In the end, "26 months and millions of dollars spent on the painstaking investigation and prosecution of the Watergate crimes were cast aside" to spare Nixon further anguish and, we are told, to "heal the nation's wounds." But Nixon had been responsible for more than merely Watergate, and Ford's pardon cut off a broader inquiry into
all of the longstanding abuses of power by Nixon and his associates. It also set an ugly precedent. Various Iran-Contra criminals received their pardons a decade later, and many were eventually allowed to
return to government and lead the country down the path of further corruption and war.

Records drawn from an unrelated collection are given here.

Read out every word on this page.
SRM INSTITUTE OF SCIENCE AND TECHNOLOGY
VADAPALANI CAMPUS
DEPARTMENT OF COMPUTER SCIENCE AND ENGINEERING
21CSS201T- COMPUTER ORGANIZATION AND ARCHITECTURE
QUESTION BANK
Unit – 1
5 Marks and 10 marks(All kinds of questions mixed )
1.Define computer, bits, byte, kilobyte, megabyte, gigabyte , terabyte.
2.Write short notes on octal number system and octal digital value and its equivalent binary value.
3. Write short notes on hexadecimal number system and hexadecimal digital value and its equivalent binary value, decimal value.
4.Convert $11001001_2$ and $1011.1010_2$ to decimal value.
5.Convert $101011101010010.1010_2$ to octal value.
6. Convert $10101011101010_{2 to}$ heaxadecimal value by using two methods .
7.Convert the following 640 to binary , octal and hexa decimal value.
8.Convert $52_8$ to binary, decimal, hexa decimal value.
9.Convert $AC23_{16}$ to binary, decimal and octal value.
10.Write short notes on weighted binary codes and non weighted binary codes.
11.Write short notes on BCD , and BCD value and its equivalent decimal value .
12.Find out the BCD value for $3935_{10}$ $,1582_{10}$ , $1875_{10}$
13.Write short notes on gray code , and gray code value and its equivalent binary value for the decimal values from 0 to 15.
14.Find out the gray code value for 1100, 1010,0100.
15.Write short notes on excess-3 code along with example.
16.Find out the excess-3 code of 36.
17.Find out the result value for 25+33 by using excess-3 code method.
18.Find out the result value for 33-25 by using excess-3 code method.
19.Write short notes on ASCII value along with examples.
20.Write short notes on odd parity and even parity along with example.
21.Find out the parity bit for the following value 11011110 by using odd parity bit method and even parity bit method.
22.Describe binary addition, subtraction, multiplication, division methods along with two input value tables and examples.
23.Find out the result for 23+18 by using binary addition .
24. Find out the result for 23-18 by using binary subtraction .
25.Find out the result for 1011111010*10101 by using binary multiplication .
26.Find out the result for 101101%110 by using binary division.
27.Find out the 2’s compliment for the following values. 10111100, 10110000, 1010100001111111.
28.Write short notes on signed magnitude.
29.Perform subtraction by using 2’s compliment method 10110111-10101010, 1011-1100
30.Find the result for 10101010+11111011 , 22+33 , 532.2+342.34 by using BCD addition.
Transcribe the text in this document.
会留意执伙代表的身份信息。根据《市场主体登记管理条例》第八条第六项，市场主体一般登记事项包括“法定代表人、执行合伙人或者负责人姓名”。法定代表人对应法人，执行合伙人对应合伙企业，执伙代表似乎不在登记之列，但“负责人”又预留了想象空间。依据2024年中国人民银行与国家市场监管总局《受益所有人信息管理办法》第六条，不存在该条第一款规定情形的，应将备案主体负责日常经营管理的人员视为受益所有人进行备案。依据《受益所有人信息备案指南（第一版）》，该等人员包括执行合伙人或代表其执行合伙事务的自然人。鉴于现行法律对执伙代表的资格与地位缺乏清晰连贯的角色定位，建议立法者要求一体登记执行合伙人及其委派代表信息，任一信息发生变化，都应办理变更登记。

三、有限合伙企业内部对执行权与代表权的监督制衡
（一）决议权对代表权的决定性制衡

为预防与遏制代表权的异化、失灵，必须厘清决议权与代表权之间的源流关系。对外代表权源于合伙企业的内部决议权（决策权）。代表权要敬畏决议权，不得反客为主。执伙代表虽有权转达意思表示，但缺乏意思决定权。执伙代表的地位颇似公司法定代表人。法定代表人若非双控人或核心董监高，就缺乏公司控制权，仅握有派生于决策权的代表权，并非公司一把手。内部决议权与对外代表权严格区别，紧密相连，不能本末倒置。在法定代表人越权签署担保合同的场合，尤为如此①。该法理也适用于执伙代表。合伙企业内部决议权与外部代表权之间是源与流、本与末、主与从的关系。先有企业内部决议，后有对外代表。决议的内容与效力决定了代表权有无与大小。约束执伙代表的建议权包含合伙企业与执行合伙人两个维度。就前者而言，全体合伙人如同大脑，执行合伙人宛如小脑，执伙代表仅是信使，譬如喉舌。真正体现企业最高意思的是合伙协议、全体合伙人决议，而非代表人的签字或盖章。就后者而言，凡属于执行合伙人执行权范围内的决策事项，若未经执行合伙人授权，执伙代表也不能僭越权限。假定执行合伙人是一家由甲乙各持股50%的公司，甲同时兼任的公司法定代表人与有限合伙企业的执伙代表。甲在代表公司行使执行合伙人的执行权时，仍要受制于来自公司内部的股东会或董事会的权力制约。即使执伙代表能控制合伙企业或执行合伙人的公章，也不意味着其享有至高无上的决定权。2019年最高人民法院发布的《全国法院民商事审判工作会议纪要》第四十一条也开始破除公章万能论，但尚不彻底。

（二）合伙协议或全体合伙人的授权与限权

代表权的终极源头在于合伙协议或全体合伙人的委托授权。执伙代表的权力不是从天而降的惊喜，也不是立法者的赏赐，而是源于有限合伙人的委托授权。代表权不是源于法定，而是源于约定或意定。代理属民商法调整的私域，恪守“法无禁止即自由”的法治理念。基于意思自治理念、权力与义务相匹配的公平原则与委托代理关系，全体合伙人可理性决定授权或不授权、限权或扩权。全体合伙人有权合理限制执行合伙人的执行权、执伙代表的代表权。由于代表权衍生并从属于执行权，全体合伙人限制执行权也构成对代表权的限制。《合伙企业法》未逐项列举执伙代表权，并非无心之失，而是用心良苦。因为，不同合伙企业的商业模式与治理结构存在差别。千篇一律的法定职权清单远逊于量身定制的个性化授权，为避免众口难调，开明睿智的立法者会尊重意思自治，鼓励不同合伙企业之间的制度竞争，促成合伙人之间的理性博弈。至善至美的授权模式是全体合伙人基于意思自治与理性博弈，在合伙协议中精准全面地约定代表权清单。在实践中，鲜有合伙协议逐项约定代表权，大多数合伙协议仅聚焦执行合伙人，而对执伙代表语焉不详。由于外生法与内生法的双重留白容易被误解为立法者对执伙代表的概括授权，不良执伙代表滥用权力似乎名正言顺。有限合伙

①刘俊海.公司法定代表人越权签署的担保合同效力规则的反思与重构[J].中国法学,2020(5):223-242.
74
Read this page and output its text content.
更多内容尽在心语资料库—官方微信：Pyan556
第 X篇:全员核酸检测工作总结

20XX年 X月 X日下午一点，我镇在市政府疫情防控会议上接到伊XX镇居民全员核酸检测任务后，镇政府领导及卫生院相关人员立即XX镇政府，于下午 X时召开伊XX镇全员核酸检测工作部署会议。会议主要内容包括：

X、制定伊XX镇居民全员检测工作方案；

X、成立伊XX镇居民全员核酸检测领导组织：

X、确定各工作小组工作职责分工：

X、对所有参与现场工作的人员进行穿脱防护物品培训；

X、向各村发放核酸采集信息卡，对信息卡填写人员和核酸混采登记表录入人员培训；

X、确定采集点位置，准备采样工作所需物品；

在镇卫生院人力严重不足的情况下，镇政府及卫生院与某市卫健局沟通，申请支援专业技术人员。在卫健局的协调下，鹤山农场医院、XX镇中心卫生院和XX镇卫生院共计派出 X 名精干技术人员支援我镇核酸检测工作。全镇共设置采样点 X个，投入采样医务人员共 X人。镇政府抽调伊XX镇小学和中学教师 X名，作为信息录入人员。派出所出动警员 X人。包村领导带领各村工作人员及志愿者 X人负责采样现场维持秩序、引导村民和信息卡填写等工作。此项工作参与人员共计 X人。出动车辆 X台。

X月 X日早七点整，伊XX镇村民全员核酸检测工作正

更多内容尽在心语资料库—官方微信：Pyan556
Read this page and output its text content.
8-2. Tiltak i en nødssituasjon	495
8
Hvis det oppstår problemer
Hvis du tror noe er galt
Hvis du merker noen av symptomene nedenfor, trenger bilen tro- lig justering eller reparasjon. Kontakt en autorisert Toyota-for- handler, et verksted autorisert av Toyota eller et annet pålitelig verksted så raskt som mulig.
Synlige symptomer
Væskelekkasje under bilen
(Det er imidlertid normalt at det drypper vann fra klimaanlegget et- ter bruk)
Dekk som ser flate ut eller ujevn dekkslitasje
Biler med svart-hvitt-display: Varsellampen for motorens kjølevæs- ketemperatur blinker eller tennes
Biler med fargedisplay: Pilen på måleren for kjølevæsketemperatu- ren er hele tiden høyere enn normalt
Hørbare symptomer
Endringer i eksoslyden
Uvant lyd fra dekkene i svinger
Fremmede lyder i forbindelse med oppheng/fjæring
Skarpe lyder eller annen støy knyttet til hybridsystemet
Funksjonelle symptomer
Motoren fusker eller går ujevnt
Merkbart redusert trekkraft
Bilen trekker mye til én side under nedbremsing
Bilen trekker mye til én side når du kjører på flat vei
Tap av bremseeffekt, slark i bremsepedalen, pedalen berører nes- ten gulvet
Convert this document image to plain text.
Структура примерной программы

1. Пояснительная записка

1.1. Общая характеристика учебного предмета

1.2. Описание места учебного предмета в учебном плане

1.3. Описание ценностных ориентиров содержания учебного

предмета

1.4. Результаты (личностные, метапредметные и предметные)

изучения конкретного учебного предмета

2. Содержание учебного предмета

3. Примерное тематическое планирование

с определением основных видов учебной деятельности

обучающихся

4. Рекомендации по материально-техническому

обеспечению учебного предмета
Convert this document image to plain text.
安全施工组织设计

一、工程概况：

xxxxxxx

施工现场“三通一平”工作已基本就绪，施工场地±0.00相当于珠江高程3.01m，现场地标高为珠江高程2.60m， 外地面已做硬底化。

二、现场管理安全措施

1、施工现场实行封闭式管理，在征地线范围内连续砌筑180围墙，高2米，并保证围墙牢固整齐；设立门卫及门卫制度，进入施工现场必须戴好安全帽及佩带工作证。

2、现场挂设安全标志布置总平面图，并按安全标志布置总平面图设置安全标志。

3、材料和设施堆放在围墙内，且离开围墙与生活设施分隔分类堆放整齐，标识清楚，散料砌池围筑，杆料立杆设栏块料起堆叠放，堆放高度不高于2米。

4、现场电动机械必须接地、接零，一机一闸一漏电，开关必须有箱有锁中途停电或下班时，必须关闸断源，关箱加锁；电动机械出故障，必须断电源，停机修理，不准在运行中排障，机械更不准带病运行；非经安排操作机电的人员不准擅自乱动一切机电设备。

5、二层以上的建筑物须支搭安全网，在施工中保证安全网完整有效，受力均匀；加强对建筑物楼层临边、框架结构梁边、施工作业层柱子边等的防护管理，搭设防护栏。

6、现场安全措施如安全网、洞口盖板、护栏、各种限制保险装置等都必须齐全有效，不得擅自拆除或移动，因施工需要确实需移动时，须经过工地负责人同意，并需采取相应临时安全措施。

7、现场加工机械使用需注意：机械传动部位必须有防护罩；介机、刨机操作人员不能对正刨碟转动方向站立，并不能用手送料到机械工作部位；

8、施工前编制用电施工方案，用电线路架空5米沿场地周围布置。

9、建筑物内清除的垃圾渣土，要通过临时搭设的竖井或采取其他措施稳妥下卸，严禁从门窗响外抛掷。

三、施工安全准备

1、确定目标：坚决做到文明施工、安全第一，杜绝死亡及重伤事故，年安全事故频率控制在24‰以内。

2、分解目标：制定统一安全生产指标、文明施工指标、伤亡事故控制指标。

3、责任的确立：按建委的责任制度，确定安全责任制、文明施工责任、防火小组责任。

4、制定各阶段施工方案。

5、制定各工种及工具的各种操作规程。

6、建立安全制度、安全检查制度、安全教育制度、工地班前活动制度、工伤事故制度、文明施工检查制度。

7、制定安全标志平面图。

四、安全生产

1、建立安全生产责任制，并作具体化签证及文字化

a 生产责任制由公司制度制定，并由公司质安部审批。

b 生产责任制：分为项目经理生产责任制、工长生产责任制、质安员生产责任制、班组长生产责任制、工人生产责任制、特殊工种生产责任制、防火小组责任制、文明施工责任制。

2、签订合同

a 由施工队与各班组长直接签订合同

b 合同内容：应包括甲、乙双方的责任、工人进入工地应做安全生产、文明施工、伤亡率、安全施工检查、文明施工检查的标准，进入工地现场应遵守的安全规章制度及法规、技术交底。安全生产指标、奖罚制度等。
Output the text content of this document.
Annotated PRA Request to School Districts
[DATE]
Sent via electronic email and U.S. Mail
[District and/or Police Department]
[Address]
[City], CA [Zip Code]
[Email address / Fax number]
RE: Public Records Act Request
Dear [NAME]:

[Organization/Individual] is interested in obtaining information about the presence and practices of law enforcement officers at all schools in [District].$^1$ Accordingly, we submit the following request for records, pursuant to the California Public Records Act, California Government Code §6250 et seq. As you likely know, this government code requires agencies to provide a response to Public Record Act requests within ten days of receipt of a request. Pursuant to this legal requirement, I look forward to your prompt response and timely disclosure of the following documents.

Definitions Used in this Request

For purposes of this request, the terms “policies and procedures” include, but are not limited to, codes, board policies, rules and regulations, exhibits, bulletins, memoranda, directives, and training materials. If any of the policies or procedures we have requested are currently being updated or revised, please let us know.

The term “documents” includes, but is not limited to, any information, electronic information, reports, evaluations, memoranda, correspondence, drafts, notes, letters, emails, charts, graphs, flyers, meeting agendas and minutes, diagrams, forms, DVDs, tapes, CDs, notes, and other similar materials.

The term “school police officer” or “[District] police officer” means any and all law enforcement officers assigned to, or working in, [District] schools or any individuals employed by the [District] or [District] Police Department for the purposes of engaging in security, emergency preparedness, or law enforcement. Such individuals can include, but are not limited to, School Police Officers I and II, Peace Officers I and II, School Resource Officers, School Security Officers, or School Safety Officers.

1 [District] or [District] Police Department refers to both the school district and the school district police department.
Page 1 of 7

Had Ford not pardoned Nixon, it's hard to imagine we'd have had Elliott Abrams, John Negroponte, and John Poindexter handling various national security issues over the past six years, at minimum.
One alternative, of course, would be maximum vengeance, in which government officials who commit crimes get the full extent of the law jammed down their throats. Maybe this is too time-consuming, and distracts from other, more pressing matters. Sometimes, though, I tend to think that the current Congress ought take this route anyway, if only so we don't have to see the same shady characters resurface like whack-a-mole heads in the next Republican administration, and the next, and the next.
More: Meanwhile, Alexander Cockburn
makes the case that Ford was "America's greatest President." It's all relative, of course.